A crise humanitária na Ucrânia, cujo impacto econômico mais amplo levou o Banco Central Europeu a acelerar a retirada do estímulo monetário esta semana, está afetando a prosperidade desde as terras agrícolas da Espanha até o pólo industrial da zona do euro na Alemanha e na França.
O aumento dos custos de energia é a principal queixa, mas cadeias de suprimentos interrompidas, sanções e preocupações com uma queda de demanda iminente também pesam. O choque abrupto de uma guerra nas vizinhanças, combinado com efeitos amplos e duração incerta, aumentará a pressão sobre os governos para amortecer o golpe, além de testar a determinação em enfrentar a Rússia.
“Não sei o que fazer se a guerra na Ucrânia continuar por muito mais tempo”, disse o suinocultor espanhol Lorenzo Rivera em entrevista esta semana. “Ou tenho que interromper a produção – ou fechar os negócios para sempre.”
Rivera, cujas 200 leitoas superam o número de pessoas em Peleas de Arriba, o vilarejo no norte da Espanha onde mora, já vem sofrendo com o aumento de custos há algum tempo - primeiro eletricidade, depois combustível e depois ração animal.
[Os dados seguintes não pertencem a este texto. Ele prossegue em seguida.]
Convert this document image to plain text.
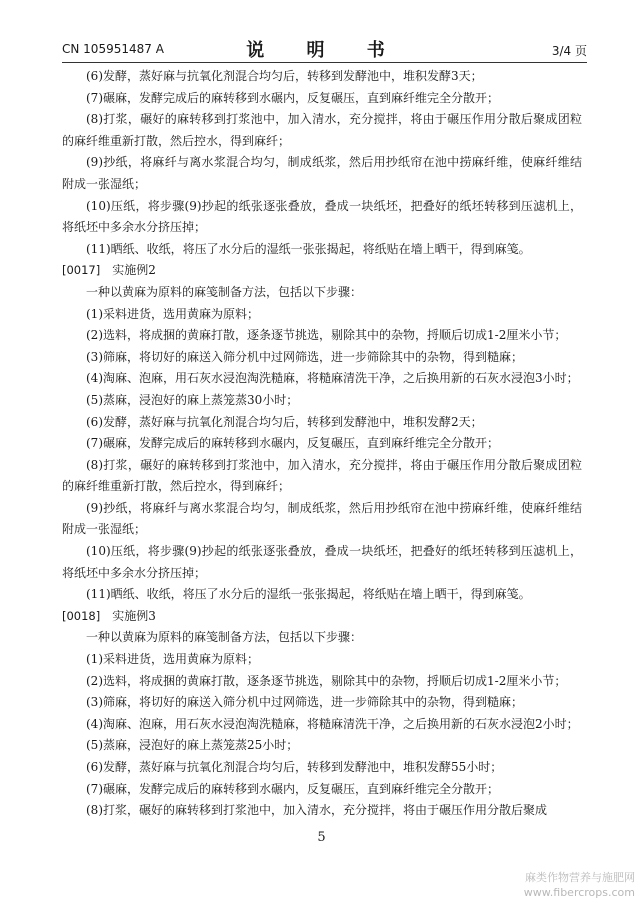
CN 105951487 A	说 明 书	3/4 页

(6)发酵，蒸好麻与抗氧化剂混合均匀后，转移到发酵池中，堆积发酵3天；

(7)碾麻，发酵完成后的麻转移到水碾内，反复碾压，直到麻纤维完全分散开；

(8)打浆，碾好的麻转移到打浆池中，加入清水，充分搅拌，将由于碾压作用分散后聚成团粒的麻纤维重新打散，然后控水，得到麻纤；

(9)抄纸，将麻纤与离水浆混合均匀，制成纸浆，然后用抄纸帘在池中捞麻纤维，使麻纤维结附成一张湿纸；

(10)压纸，将步骤(9)抄起的纸张逐张叠放，叠成一块纸坯，把叠好的纸坯转移到压滤机上，将纸坯中多余水分挤压掉；

(11)晒纸、收纸，将压了水分后的湿纸一张张揭起，将纸贴在墙上晒干，得到麻笺。

[0017] 实施例2

一种以黄麻为原料的麻笺制备方法，包括以下步骤：

(1)采料进货，选用黄麻为原料；

(2)选料，将成捆的黄麻打散，逐条逐节挑选，剔除其中的杂物，捋顺后切成1-2厘米小节；

(3)筛麻，将切好的麻送入筛分机中过网筛选，进一步筛除其中的杂物，得到糙麻；

(4)淘麻、泡麻，用石灰水浸泡淘洗糙麻，将糙麻清洗干净，之后换用新的石灰水浸泡3小时；

(5)蒸麻，浸泡好的麻上蒸笼蒸30小时；

(6)发酵，蒸好麻与抗氧化剂混合均匀后，转移到发酵池中，堆积发酵2天；

(7)碾麻，发酵完成后的麻转移到水碾内，反复碾压，直到麻纤维完全分散开；

(8)打浆，碾好的麻转移到打浆池中，加入清水，充分搅拌，将由于碾压作用分散后聚成团粒的麻纤维重新打散，然后控水，得到麻纤；

(9)抄纸，将麻纤与离水浆混合均匀，制成纸浆，然后用抄纸帘在池中捞麻纤维，使麻纤维结附成一张湿纸；

(10)压纸，将步骤(9)抄起的纸张逐张叠放，叠成一块纸坯，把叠好的纸坯转移到压滤机上，将纸坯中多余水分挤压掉；

(11)晒纸、收纸，将压了水分后的湿纸一张张揭起，将纸贴在墙上晒干，得到麻笺。

[0018] 实施例3

一种以黄麻为原料的麻笺制备方法，包括以下步骤：

(1)采料进货，选用黄麻为原料；

(2)选料，将成捆的黄麻打散，逐条逐节挑选，剔除其中的杂物，捋顺后切成1-2厘米小节；

(3)筛麻，将切好的麻送入筛分机中过网筛选，进一步筛除其中的杂物，得到糙麻；

(4)淘麻、泡麻，用石灰水浸泡淘洗糙麻，将糙麻清洗干净，之后换用新的石灰水浸泡2小时；

(5)蒸麻，浸泡好的麻上蒸笼蒸25小时；

(6)发酵，蒸好麻与抗氧化剂混合均匀后，转移到发酵池中，堆积发酵55小时；

(7)碾麻，发酵完成后的麻转移到水碾内，反复碾压，直到麻纤维完全分散开；

(8)打浆，碾好的麻转移到打浆池中，加入清水，充分搅拌，将由于碾压作用分散后聚成

5
麻类作物营养与施肥网
www.fibercrops.com
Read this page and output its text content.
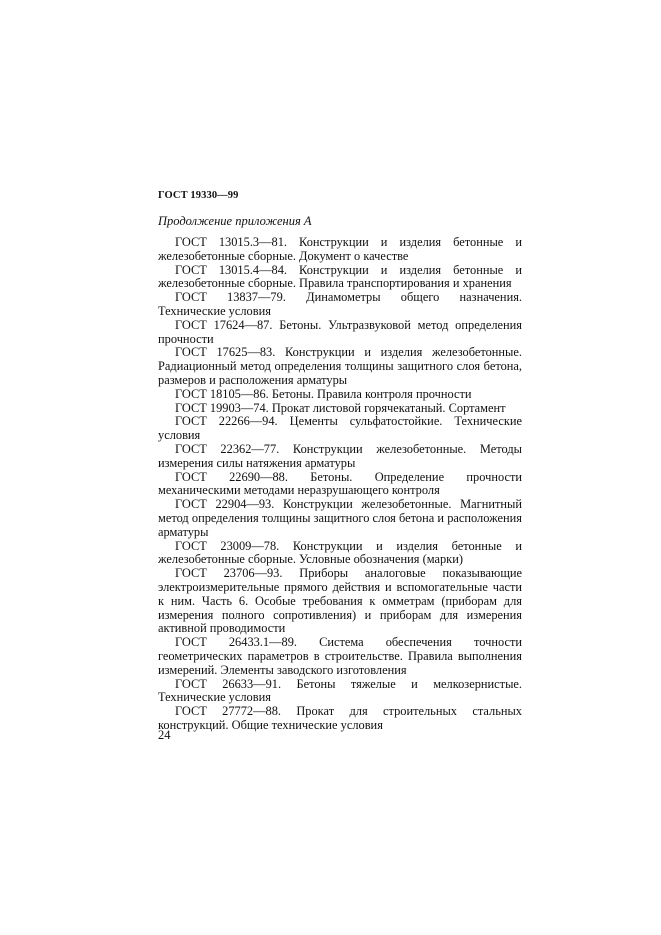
ГОСТ 19330—99
Продолжение приложения А

ГОСТ 13015.3—81. Конструкции и изделия бетонные и железобетонные сборные. Документ о качестве

ГОСТ 13015.4—84. Конструкции и изделия бетонные и железобетонные сборные. Правила транспортирования и хранения

ГОСТ 13837—79. Динамометры общего назначения. Технические условия

ГОСТ 17624—87. Бетоны. Ультразвуковой метод определения прочности

ГОСТ 17625—83. Конструкции и изделия железобетонные. Радиационный метод определения толщины защитного слоя бетона, размеров и расположения арматуры

ГОСТ 18105—86. Бетоны. Правила контроля прочности

ГОСТ 19903—74. Прокат листовой горячекатаный. Сортамент

ГОСТ 22266—94. Цементы сульфатостойкие. Технические условия

ГОСТ 22362—77. Конструкции железобетонные. Методы измерения силы натяжения арматуры

ГОСТ 22690—88. Бетоны. Определение прочности механическими методами неразрушающего контроля

ГОСТ 22904—93. Конструкции железобетонные. Магнитный метод определения толщины защитного слоя бетона и расположения арматуры

ГОСТ 23009—78. Конструкции и изделия бетонные и железобетонные сборные. Условные обозначения (марки)

ГОСТ 23706—93. Приборы аналоговые показывающие электроизмерительные прямого действия и вспомогательные части к ним. Часть 6. Особые требования к омметрам (приборам для измерения полного сопротивления) и приборам для измерения активной проводимости

ГОСТ 26433.1—89. Система обеспечения точности геометрических параметров в строительстве. Правила выполнения измерений. Элементы заводского изготовления

ГОСТ 26633—91. Бетоны тяжелые и мелкозернистые. Технические условия

ГОСТ 27772—88. Прокат для строительных стальных конструкций. Общие технические условия

24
Era tudo administrável até que a guerra estourou do outro lado do continente.
A raiz da dificuldade é que a União Europeia depende da Ucrânia para mais da metade de seu fornecimento de milho, uma fonte fundamental de ração para suínos. Com os agricultores ucranianos incapazes de acessar os campos, os analistas estão reduzindo as perspectivas de colheita e exportações em até um terço, e os preços atingiram o mais alto nível em cerca de uma década.
Outras rupturas econômicas estão sendo infligidas pela geografia da crise. Na Alemanha, o coração industrial da economia da zona do euro, a Porsche interrompeu a produção de seu carro elétrico Taycan em Stuttgart porque faltam cabos fabricados na Ucrânia. Enquanto isso, sua controladora, a Volkswagen, interrompeu as exportações para a Rússia e a produção em uma fábrica de automóveis em Kaluga, nos arredores de Moscou.
O mais oneroso é o impacto energético. Se os preços atuais persistirem, o custo extra de importação de gás e petróleo equivalerá a um choque de renda de 550 bilhões de euros (US$ 605 bilhões) ou 4,5% do produto interno bruto anual, segundo economista do JPMorgan Greg Fuzesi. O Goldman Sachs agora calcula que a inflação chegará a 8% e a zona do euro sofrerá uma contração no segundo trimestre.
| © via BloombergCarlo Lista, a fishmonger in Rome's Monteverde neighborhood |
Ao sul, ao longo da costa da Itália, o custo crescente do combustível também deixou muitos barcos pesqueiros incapazes de sair para o mar e provocou um semana de greve. Carlo Lista, dono de uma peixaria no distrito de Monteverde, em Roma, diz que o efeito foi dramático.
“Cerca de 80% dos barcos de pesca pararam devido ao aumento dos preços dos combustíveis”, disse. “Você vai lá, e talvez tenha um barco, e um cara dá um lance e depois outro, e o preço só sobe – quem der mais, leva o peixe. Os preços estão só subindo e subindo.”